Und so setzt sich das Schweigen bis heute fort – so wie es der Bildhauer Stefan Hempen erzählt, der in nächster Nähe der ehemaligen KZ Esterwegen und Börgermoor aufgewachsen ist. Erst drei Jahre vor Eröffnung der Gedenkstätte, sagt er, habe er von der Existenz der Emslandlager erfahren. Weder in der Familie des 42-Jährigen noch in seiner Schule sei je darüber geredet worden.

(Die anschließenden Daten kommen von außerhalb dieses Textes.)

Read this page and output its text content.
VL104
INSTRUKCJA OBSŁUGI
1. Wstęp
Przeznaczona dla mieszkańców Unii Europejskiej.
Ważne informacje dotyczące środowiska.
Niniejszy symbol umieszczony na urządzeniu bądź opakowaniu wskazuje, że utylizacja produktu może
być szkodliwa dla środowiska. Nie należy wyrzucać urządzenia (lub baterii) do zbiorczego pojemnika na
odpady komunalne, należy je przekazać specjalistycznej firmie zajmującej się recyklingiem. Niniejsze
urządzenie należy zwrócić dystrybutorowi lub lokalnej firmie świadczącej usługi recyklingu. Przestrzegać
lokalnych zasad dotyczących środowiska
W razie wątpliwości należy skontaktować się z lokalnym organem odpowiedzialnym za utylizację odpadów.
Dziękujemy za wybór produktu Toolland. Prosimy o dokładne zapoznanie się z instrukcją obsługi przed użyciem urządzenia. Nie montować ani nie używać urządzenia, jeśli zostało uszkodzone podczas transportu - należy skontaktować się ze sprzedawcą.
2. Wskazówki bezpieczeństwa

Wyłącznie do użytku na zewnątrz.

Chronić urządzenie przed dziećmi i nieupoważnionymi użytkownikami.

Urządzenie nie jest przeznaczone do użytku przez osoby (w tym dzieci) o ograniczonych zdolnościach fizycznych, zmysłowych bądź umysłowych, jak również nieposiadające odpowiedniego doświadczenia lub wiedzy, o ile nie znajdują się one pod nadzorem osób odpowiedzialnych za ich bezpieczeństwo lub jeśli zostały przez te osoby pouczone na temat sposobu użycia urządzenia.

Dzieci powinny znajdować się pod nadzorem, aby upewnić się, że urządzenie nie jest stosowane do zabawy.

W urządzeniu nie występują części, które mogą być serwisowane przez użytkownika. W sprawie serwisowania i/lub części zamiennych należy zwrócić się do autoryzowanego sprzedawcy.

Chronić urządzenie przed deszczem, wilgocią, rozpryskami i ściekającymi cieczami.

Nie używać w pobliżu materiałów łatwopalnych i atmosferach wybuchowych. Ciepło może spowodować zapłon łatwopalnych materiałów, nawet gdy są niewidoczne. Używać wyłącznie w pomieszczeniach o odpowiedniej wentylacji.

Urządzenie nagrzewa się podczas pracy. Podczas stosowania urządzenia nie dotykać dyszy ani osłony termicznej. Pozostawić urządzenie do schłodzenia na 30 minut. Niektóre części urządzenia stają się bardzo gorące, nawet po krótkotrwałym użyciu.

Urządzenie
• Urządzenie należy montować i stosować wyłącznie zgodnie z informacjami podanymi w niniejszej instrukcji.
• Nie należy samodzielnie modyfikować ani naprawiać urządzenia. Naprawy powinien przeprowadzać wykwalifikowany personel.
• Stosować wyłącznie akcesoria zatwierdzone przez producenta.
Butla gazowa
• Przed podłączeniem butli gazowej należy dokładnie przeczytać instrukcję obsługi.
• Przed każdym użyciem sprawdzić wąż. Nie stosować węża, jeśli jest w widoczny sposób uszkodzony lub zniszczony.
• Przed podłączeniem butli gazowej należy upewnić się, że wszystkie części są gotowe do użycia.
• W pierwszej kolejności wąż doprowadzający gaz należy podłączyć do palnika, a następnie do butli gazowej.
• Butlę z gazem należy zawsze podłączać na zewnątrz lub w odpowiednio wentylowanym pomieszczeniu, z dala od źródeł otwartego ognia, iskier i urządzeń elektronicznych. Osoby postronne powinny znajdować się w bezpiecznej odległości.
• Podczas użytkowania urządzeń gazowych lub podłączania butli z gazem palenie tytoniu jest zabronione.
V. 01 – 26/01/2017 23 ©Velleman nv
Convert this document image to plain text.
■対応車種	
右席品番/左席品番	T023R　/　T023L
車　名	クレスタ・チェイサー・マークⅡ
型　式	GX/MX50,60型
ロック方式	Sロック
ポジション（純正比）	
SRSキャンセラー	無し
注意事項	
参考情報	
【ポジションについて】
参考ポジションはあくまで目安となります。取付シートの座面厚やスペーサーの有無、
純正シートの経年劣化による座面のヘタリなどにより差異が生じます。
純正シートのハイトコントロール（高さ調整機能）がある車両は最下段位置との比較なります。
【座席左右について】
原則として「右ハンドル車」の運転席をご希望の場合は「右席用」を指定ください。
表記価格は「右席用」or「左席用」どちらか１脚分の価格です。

Hempen hat aus Baumstämmen grobe „Moorsoldaten“ gehauen, mit denen er von 2012 bis 2014 auf „Emsland-Tour“ gegangen ist: Seine „mobile Galerie“ stand auf Dorfplätzen und in Einkaufszonen – sie sollten auch in den kleinsten Örtchen des Emslands die Menschen an ihre Geschichte erinnern.

Vielleicht sind solche Aktionen wirkungsvoller als imposante Gedenkstätten wie die in Esterwegen. Zwar wird die von Reisebussen angesteuert, der lokale Umgang mit der Geschichte aber kommt dort kaum vor. „Hier wurde eine Gedenkstätte auf Weltniveau errichtet“, sagte bei der Eröffnung der Hamburger Journalist Gerhard Kromschröder, der in den 60er-Jahren als Lokalredakteur im Emsland über die Lager schrieb und dafür gefeuert wurde. „Bleibt bloß zu hoffen, dass hier auch die Erinnerung einziehen wird.“

Immerhin hält die Erinnerung nun Einzug in den Geschichtsunterricht der emsländischen Schulen: Ein Besuch der Gedenkstätte Esterwegen steht dort mittlerweile auf fast allen Lehrplänen.